Division of Wildlife Resources agrees to host wildlife open house
When Ralph Hottinger moved to Park City from Southern California nearly 50 years ago, he says he "did it for the wildlife."
Wildlife sightings are synonymous with living in the mountains, especially around Park City and the surrounding neighborhoods in the Snyderville Basin, Hottinger said. However, the Hidden Cove resident said he has not seen any animals near his property for the last several months.
"I moved back here for the wildlife and now I have no wildlife left because of the collisions with cars and relocations," he said.
Hottinger represents a growing number of people who are frustrated with how wildlife incidents are handled by community members and officers with the Division of Wildlife Resources. A recent incident in Summit Park that resulted in a mountain lion’s death has angered people, he said.
Hottinger said residents are "too quick to call and report wildlife in their yard and DWR officers are too quick to shoot."
"There have been some tensions with what DWR has done lately," Hottinger said. "Most of us live up here because we like the wildlife. The new people need to learn if they are going to live here they should get along with the animals because sometimes when you call DWR you are signing their death warrant.
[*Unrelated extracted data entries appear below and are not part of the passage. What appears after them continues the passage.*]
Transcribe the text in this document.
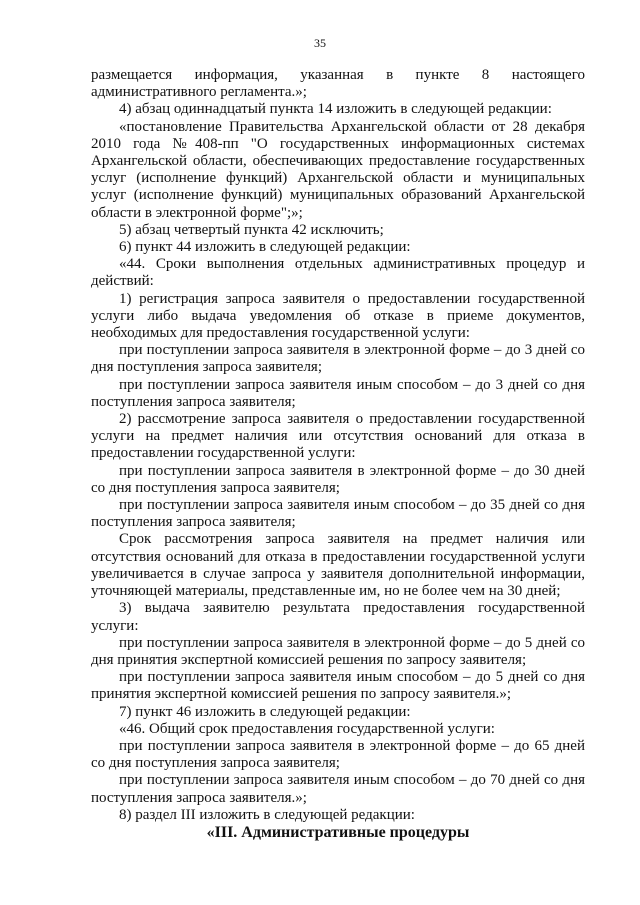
35

размещается информация, указанная в пункте 8 настоящего административного регламента.»;

4) абзац одиннадцатый пункта 14 изложить в следующей редакции:

«постановление Правительства Архангельской области от 28 декабря 2010 года №408-пп "О государственных информационных системах Архангельской области, обеспечивающих предоставление государственных услуг (исполнение функций) Архангельской области и муниципальных услуг (исполнение функций) муниципальных образований Архангельской области в электронной форме";»;

5) абзац четвертый пункта 42 исключить;

6) пункт 44 изложить в следующей редакции:

«44. Сроки выполнения отдельных административных процедур и действий:

1) регистрация запроса заявителя о предоставлении государственной услуги либо выдача уведомления об отказе в приеме документов, необходимых для предоставления государственной услуги:

при поступлении запроса заявителя в электронной форме – до 3 дней со дня поступления запроса заявителя;

при поступлении запроса заявителя иным способом – до 3 дней со дня поступления запроса заявителя;

2) рассмотрение запроса заявителя о предоставлении государственной услуги на предмет наличия или отсутствия оснований для отказа в предоставлении государственной услуги:

при поступлении запроса заявителя в электронной форме – до 30 дней со дня поступления запроса заявителя;

при поступлении запроса заявителя иным способом – до 35 дней со дня поступления запроса заявителя;

Срок рассмотрения запроса заявителя на предмет наличия или отсутствия оснований для отказа в предоставлении государственной услуги увеличивается в случае запроса у заявителя дополнительной информации, уточняющей материалы, представленные им, но не более чем на 30 дней;

3) выдача заявителю результата предоставления государственной услуги:

при поступлении запроса заявителя в электронной форме – до 5 дней со дня принятия экспертной комиссией решения по запросу заявителя;

при поступлении запроса заявителя иным способом – до 5 дней со дня принятия экспертной комиссией решения по запросу заявителя.»;

7) пункт 46 изложить в следующей редакции:

«46. Общий срок предоставления государственной услуги:

при поступлении запроса заявителя в электронной форме – до 65 дней со дня поступления запроса заявителя;

при поступлении запроса заявителя иным способом – до 70 дней со дня поступления запроса заявителя.»;

8) раздел III изложить в следующей редакции:

«III. Административные процедуры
Relocations aren’t successful."
Hottinger is a member of a grassroots organization called Save People Save Wildlife. As of Jan. 19, the Facebook page had amassed 277 likes. The group initially formed to advocate for more wildlife fencing along Interstate 80 following the deaths of several moose over the course of a few weeks. However, the group has shifted its focus to advocate for the safety of all wildlife throughout the county.
DWR is partnering with Wild Aware Utah to host an open house at 6 p.m. Wednesday, Jan. 27, at the Sheldon Richins Building to address some of the groups’ concerns and to provide information to residents about living with wildlife. DWR biologists, staff from the Hogle Zoo and Wild Aware Utah will be on hand to discuss living with wildlife, transplant and relocation policies, public and pet safety, moose and elk management plans, predators and feeding wildlife.
Scott Root, DWR central region conservation outreach manager, said the purpose of the meeting is to have a dialogue with residents about how DWR operates.
"We don’t want this to be everyone ganging up on DWR," Root said. "We wanted to have this open house because Park City is located in the mountains and every year we have issues. We had to euthanize a cougar recently and people aren’t happy about it. We are relocating some elk that are causing landowners some problems and, by law, we have to respond to those complaints. But we also want to serve as a resource to help people and let them understand where we are coming from.
"We are not trying to be a secretive agency," Root said. "We are coming out trying to address these issues and look for solutions."
Jennifer Terry, a Jeremy Ranch resident, is also a member of ‘Save People Save Wildlife.’ In an interview with The Park Record, Terry spoke passionately about the need for residents to respect animals in the area and for DWR officers to find alternative solutions to relocating or euthanizing animals that find their way into residential areas.
"Our stance is to educate and not relocate," Terry said. "We want to educate the public on how to deal with wildlife. I feel people should be more responsible instead of calling state agencies.
They should learn to coexist."
One of the main issues, Terry said, is that the community is divided about how to deal with the situation.
"Half of the people think they are a nuisance and half don’t," Terry said. "I’m sick of it. I have noticed a steady decline in the wildlife and it’s time to get some answers as to why."